We disembarked at the final station and slouched past dim and silent kiosks through frosty glass doors into a gathering storm. John paused at a trash bin and whispered to Poe, then he sneered and dropped the puppet into the trash and walked on without a backward glance. I called out a feeble goodbye that John returned with a perfunctory wave, then he was in his car, its door thunking shut. I started my own rental and drove to the hotel near the Newburgh Airport where the night man had on a soccer game and was relaxing with a big stack of Jack Chick pamphlets. I bought a soda from the machine in the hall because my tongue was swollen and leathery.

Man, it was a real let down.

I peeled some bills off the dwindling roll and left them on the coffee table for the maid, hoping she’d get them after the cops and the medics were done. I sat on the edge of the unmussed bed in that sterile, neatas-a-pin, one-hundred-and-twenty-dollar-a-night hotel room. It began to snow and flakes piled against the window. The television was broadcasting nonsense; chains of American flags, sun and moon sliding atop one another to make black rings, my wife’s face in the faces of enemies and strangers, a Nazi aiming his rifle at another man’s back, tribal hunters racing across a moor, snarls done in red ocher, Sufis keening in a temple, my wife again and again, and Mandibole cutting through it all, speaking in tongues except for one clear strain in the cacophony: clear as a bell Michael intoning through the creature’s mouth that nothing was ever easy, not this easy, and that nothing was ever clean, this wouldn’t be clean, the Eternal Footman had the check ready, no shirking the bill, no escape. This couldn’t end like this because nothing ever really ended, matter simply deformed, that’s what the Purple People Eaters wanted to tell us, why they’d sent a representative across the spoiled Milky Way to spread the word.

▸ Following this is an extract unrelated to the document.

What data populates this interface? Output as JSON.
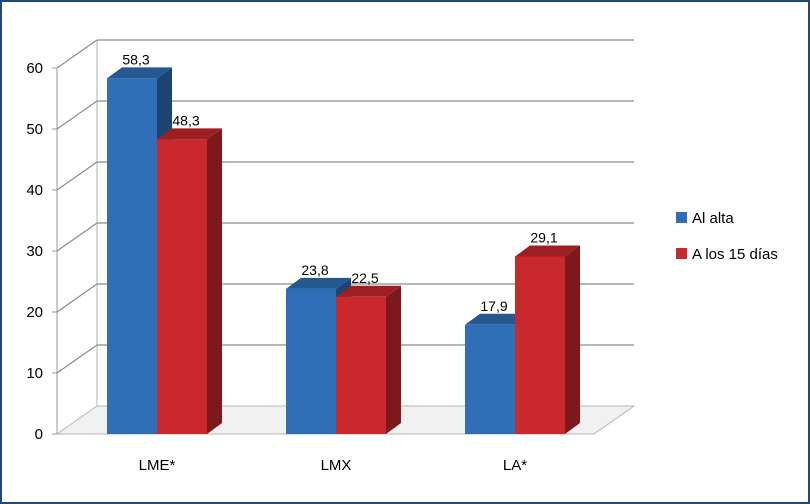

The blonde laughed at me as her eyes slid around most frightfully and my wife’s head superimposed and shimmered there, rippling with static, frozen in time.

I picked up the gun and I thought about my dogs that she kept in the divorce, and I thought of her as she was when we met, when she told me that it was over, and that disembodied voice replayed in my ear, promising that it would never be over, and I wished I’d run after John, wished that I’d rescued Poe from the trashcan grave and maybe I should put the gun down and get into the car and go do just that, but in this universe I’d already squeezed the trigger.